Mon expérience au coeur des institutions politiques haïtiennes, comme au sein de la communauté internationale dans ce pays, me permet de vous livrer le produit de ma réflexion.

1. L'autorité provisoire doit être créée pour une période de temps suffisante afin de permettre la reconstruction physique, la relance de l'économie locale, la mise en place d'une fonction publique efficace et la reconstruction du système politique. C'est une tâche herculéenne qui ne pourra pas se réaliser en moins de cinq ans.

2. Les Haïtiens doivent être associés à l'effort de reconstruction de leur pays. Il faut cependant éviter de tomber dans le piège d'un partenariat avec le gouvernement tel qu'il existe actuellement. Il faut plutôt penser en terme d'états généraux des forces vives du pays, de personnalités politiques, de la société civile et de la diaspora.

3. L'autorité provisoire devrait avoir un haut niveau d'autonomie vis-à-vis la lourde bureaucratie onusienne, dont le siège social a été détruit à Port-au-Prince.

4. La reconstruction du système politique haïtien doit absolument permettre et faciliter l'émergence d'une nouvelle classe politique où les jeunes et les femmes, jusqu'à maintenant marginalisés, joueront un rôle de premier plan.

5. On doit donner une priorité à la construction d'une fonction publique haïtienne bien formée, efficace, suffisamment payée et empreint d'éthique. Depuis longtemps déjà, des critiques s'élevaient pour déplorer le fait que la multiplicité d'ONG sur le territoire se substituaient de fait à l'État haïtien dans la livraison des services essentiels à la population.

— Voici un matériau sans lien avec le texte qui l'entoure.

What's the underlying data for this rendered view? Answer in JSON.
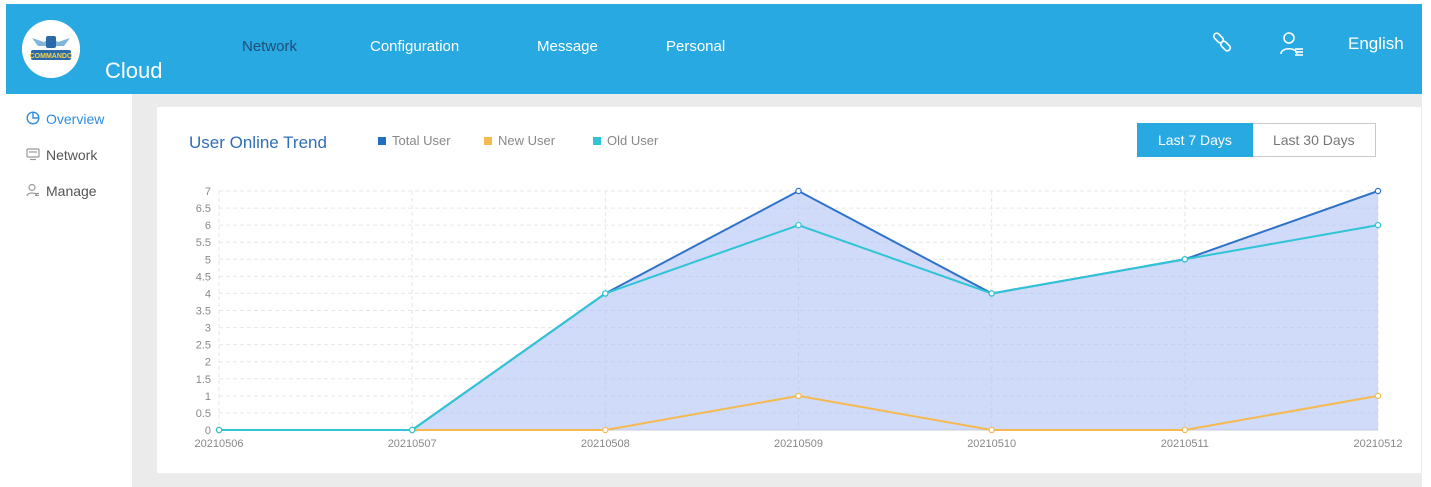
{
  "header": {
    "brand": "Cloud",
    "logo_text": "COMMANDO",
    "nav": [
      {
        "label": "Network",
        "active": true
      },
      {
        "label": "Configuration",
        "active": false
      },
      {
        "label": "Message",
        "active": false
      },
      {
        "label": "Personal",
        "active": false
      }
    ],
    "icons": [
      "link-icon",
      "user-list-icon"
    ],
    "language": "English",
    "colors": {
      "bar": "#29a9e1",
      "active_nav": "#1f4e78"
    }
  },
  "sidebar": {
    "items": [
      {
        "label": "Overview",
        "icon": "pie-chart-icon",
        "active": true
      },
      {
        "label": "Network",
        "icon": "monitor-icon",
        "active": false
      },
      {
        "label": "Manage",
        "icon": "user-icon",
        "active": false
      }
    ]
  },
  "card": {
    "title": "User Online Trend",
    "range_buttons": [
      {
        "label": "Last 7 Days",
        "active": true
      },
      {
        "label": "Last 30 Days",
        "active": false
      }
    ]
  },
  "chart_data": {
    "type": "line",
    "title": "User Online Trend",
    "categories": [
      "20210506",
      "20210507",
      "20210508",
      "20210509",
      "20210510",
      "20210511",
      "20210512"
    ],
    "series": [
      {
        "name": "Total User",
        "color": "#2f73c9",
        "values": [
          0,
          0,
          4,
          7,
          4,
          5,
          7
        ],
        "area": true
      },
      {
        "name": "New User",
        "color": "#f5b94f",
        "values": [
          0,
          0,
          0,
          1,
          0,
          0,
          1
        ]
      },
      {
        "name": "Old User",
        "color": "#2fc4d6",
        "values": [
          0,
          0,
          4,
          6,
          4,
          5,
          6
        ]
      }
    ],
    "y_ticks": [
      "0",
      "0.5",
      "1",
      "1.5",
      "2",
      "2.5",
      "3",
      "3.5",
      "4",
      "4.5",
      "5",
      "5.5",
      "6",
      "6.5",
      "7"
    ],
    "ylim": [
      0,
      7
    ],
    "grid": true,
    "legend_position": "top-left"
  }
}
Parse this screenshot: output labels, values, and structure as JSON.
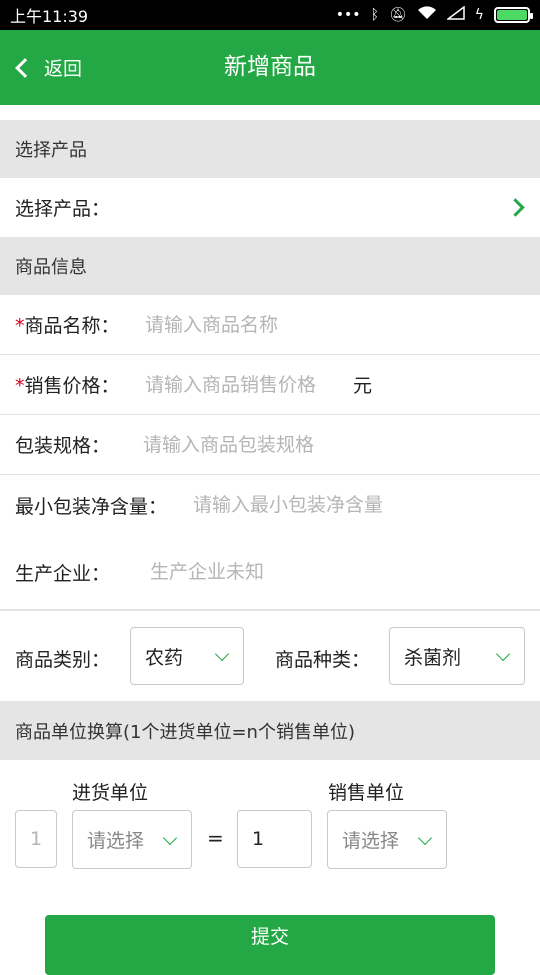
{
  "status": {
    "time": "上午11:39",
    "icons": [
      "dots-icon",
      "bluetooth-icon",
      "mute-icon",
      "wifi-icon",
      "signal-icon",
      "charging-icon",
      "battery-icon"
    ]
  },
  "header": {
    "back_label": "返回",
    "title": "新增商品"
  },
  "colors": {
    "accent": "#24a845",
    "required": "#d0021b",
    "section_bg": "#e5e5e5"
  },
  "section_product": {
    "title": "选择产品"
  },
  "product_row": {
    "label": "选择产品："
  },
  "section_info": {
    "title": "商品信息"
  },
  "fields": {
    "name": {
      "required_mark": "*",
      "label": "商品名称：",
      "placeholder": "请输入商品名称"
    },
    "price": {
      "required_mark": "*",
      "label": "销售价格：",
      "placeholder": "请输入商品销售价格",
      "unit": "元"
    },
    "package": {
      "label": "包装规格：",
      "placeholder": "请输入商品包装规格"
    },
    "min_content": {
      "label": "最小包装净含量：",
      "placeholder": "请输入最小包装净含量"
    },
    "manufacturer": {
      "label": "生产企业：",
      "placeholder": "生产企业未知"
    }
  },
  "category": {
    "label": "商品类别：",
    "value": "农药"
  },
  "kind": {
    "label": "商品种类：",
    "value": "杀菌剂"
  },
  "section_unit": {
    "title": "商品单位换算(1个进货单位=n个销售单位)"
  },
  "unit_conversion": {
    "purchase_label": "进货单位",
    "sales_label": "销售单位",
    "purchase_qty": "1",
    "purchase_select": "请选择",
    "equals": "=",
    "sales_qty": "1",
    "sales_select": "请选择"
  },
  "submit_label": "提交"
}
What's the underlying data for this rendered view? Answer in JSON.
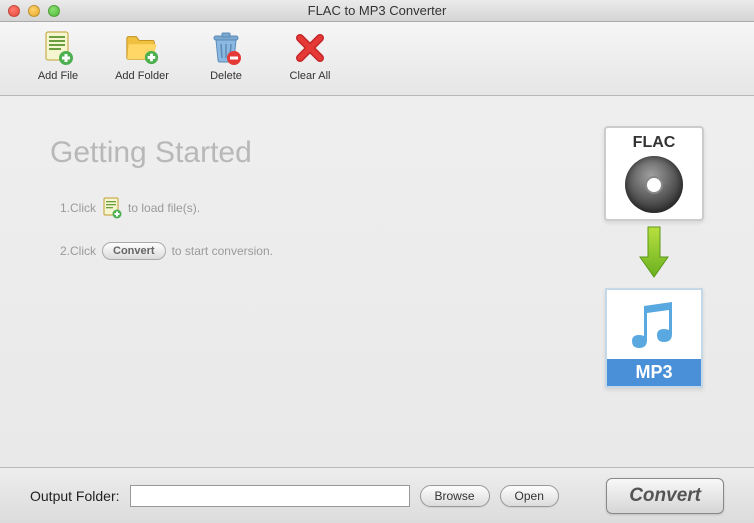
{
  "window": {
    "title": "FLAC to MP3 Converter"
  },
  "toolbar": {
    "add_file": "Add File",
    "add_folder": "Add Folder",
    "delete": "Delete",
    "clear_all": "Clear All"
  },
  "main": {
    "title": "Getting Started",
    "step1_prefix": "1.Click",
    "step1_suffix": "to load file(s).",
    "step2_prefix": "2.Click",
    "step2_button": "Convert",
    "step2_suffix": "to start conversion."
  },
  "illustration": {
    "source_format": "FLAC",
    "target_format": "MP3"
  },
  "bottom": {
    "output_label": "Output Folder:",
    "output_value": "",
    "browse": "Browse",
    "open": "Open",
    "convert": "Convert"
  }
}
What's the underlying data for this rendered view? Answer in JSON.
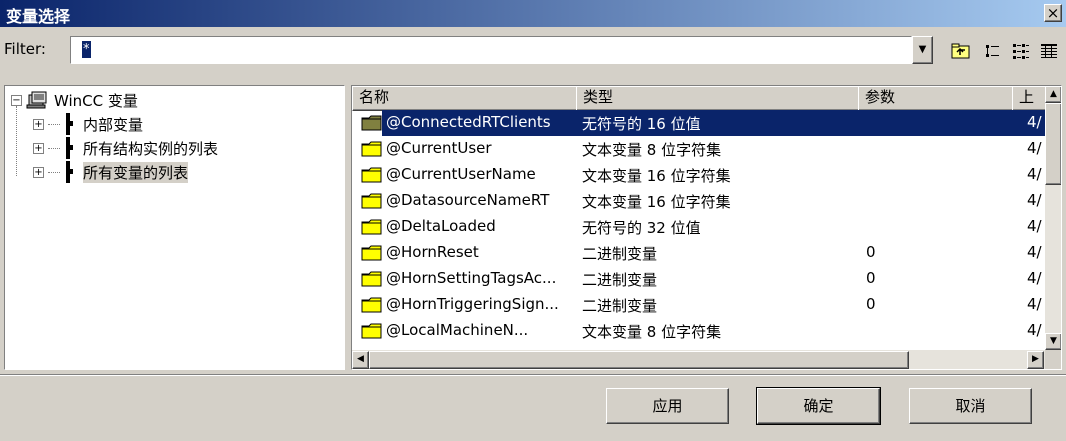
{
  "window": {
    "title": "变量选择",
    "close_label": "×"
  },
  "filter": {
    "label": "Filter:",
    "value": "*"
  },
  "toolbar": {
    "icons": [
      "up-folder-icon",
      "list-view-icon",
      "small-icons-view-icon",
      "details-view-icon"
    ]
  },
  "tree": {
    "root": {
      "label": "WinCC 变量",
      "expander": "−"
    },
    "items": [
      {
        "label": "内部变量",
        "expander": "+"
      },
      {
        "label": "所有结构实例的列表",
        "expander": "+"
      },
      {
        "label": "所有变量的列表",
        "expander": "+",
        "selected": true
      }
    ]
  },
  "list": {
    "columns": [
      "名称",
      "类型",
      "参数",
      "上"
    ],
    "rows": [
      {
        "name": "@ConnectedRTClients",
        "type": "无符号的 16 位值",
        "param": "",
        "updated": "4/",
        "selected": true
      },
      {
        "name": "@CurrentUser",
        "type": "文本变量 8 位字符集",
        "param": "",
        "updated": "4/"
      },
      {
        "name": "@CurrentUserName",
        "type": "文本变量 16 位字符集",
        "param": "",
        "updated": "4/"
      },
      {
        "name": "@DatasourceNameRT",
        "type": "文本变量 16 位字符集",
        "param": "",
        "updated": "4/"
      },
      {
        "name": "@DeltaLoaded",
        "type": "无符号的 32 位值",
        "param": "",
        "updated": "4/"
      },
      {
        "name": "@HornReset",
        "type": "二进制变量",
        "param": "0",
        "updated": "4/"
      },
      {
        "name": "@HornSettingTagsAc...",
        "type": "二进制变量",
        "param": "0",
        "updated": "4/"
      },
      {
        "name": "@HornTriggeringSign...",
        "type": "二进制变量",
        "param": "0",
        "updated": "4/"
      },
      {
        "name": "@LocalMachineN...",
        "type": "文本变量 8 位字符集",
        "param": "",
        "updated": "4/"
      }
    ]
  },
  "buttons": {
    "apply": "应用",
    "ok": "确定",
    "cancel": "取消"
  }
}
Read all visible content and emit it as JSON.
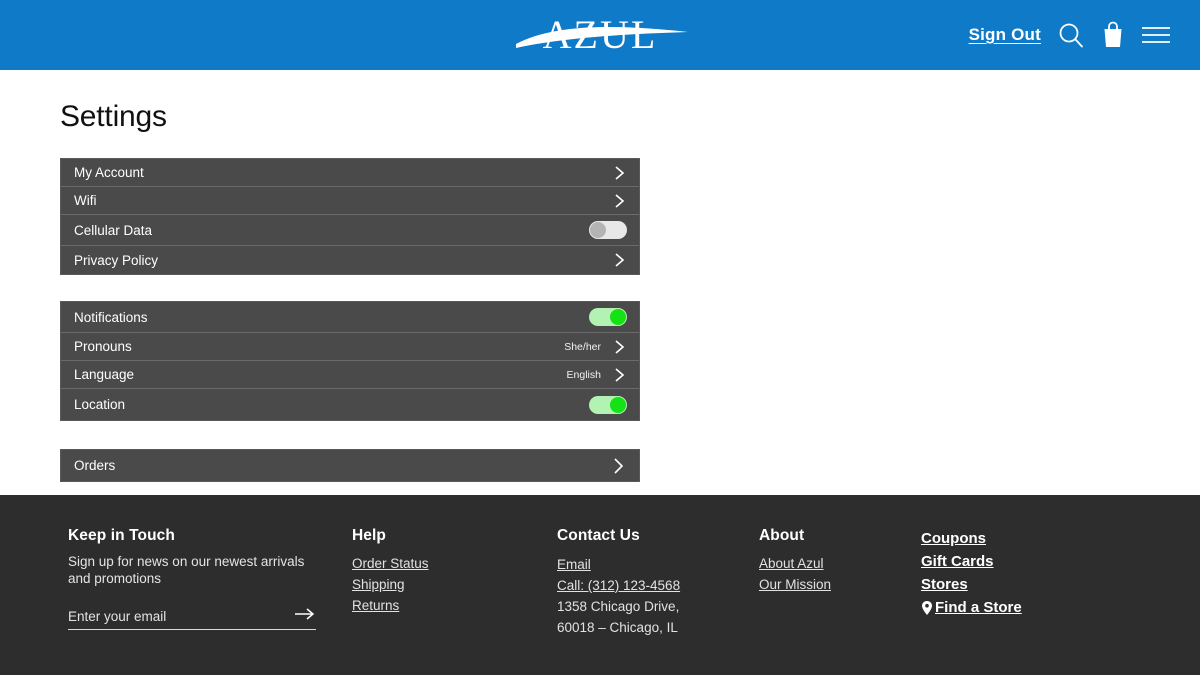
{
  "header": {
    "brand": "AZUL",
    "sign_out_label": "Sign Out",
    "icons": [
      "search-icon",
      "shopping-bag-icon",
      "hamburger-menu-icon"
    ],
    "background_color": "#0f7ac7"
  },
  "main": {
    "page_title": "Settings",
    "groups": [
      {
        "rows": [
          {
            "label": "My Account",
            "control": "chevron"
          },
          {
            "label": "Wifi",
            "control": "chevron"
          },
          {
            "label": "Cellular Data",
            "control": "toggle",
            "state": "off"
          },
          {
            "label": "Privacy Policy",
            "control": "chevron"
          }
        ]
      },
      {
        "rows": [
          {
            "label": "Notifications",
            "control": "toggle",
            "state": "on"
          },
          {
            "label": "Pronouns",
            "control": "chevron",
            "value": "She/her"
          },
          {
            "label": "Language",
            "control": "chevron",
            "value": "English"
          },
          {
            "label": "Location",
            "control": "toggle",
            "state": "on"
          }
        ]
      },
      {
        "rows": [
          {
            "label": "Orders",
            "control": "chevron"
          }
        ]
      }
    ],
    "toggle_on_color": "#14e214",
    "toggle_off_color": "#b4b4b4",
    "row_background": "#4a4a4a"
  },
  "footer": {
    "background_color": "#2d2d2d",
    "keep_in_touch": {
      "heading": "Keep in Touch",
      "description": "Sign up for news on our newest arrivals and promotions",
      "email_placeholder": "Enter your email",
      "email_value": "",
      "submit_icon": "arrow-right-icon"
    },
    "help": {
      "heading": "Help",
      "links": [
        "Order Status",
        "Shipping",
        "Returns"
      ]
    },
    "contact": {
      "heading": "Contact Us",
      "links": [
        "Email",
        "Call: (312) 123-4568"
      ],
      "address_line1": "1358 Chicago Drive,",
      "address_line2": "60018 – Chicago, IL"
    },
    "about": {
      "heading": "About",
      "links": [
        "About Azul",
        "Our Mission"
      ]
    },
    "quick_links": {
      "links": [
        "Coupons",
        "Gift Cards",
        "Stores"
      ],
      "find_store_label": "Find a Store",
      "find_store_icon": "location-pin-icon"
    }
  }
}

Cette dépendance ne devrait pas être reproduite dans le cadre de la reconstruction du pays si l'on veut créer un État haïtien fort et souverain.

6. Le processus de reconstruction de Haïti par l'autorité provisoire devrait faire l'objet d'une surveillance étroite par une unité internationale de vigilance et de «monitoring» composée d'experts internationaux et haïtiens. Munie de ressources suffisantes pour mobiliser l'opinion publique mondiale, elle devrait jouir d'une indépendance vis-à-vis les gouvernements et les Nations Unies.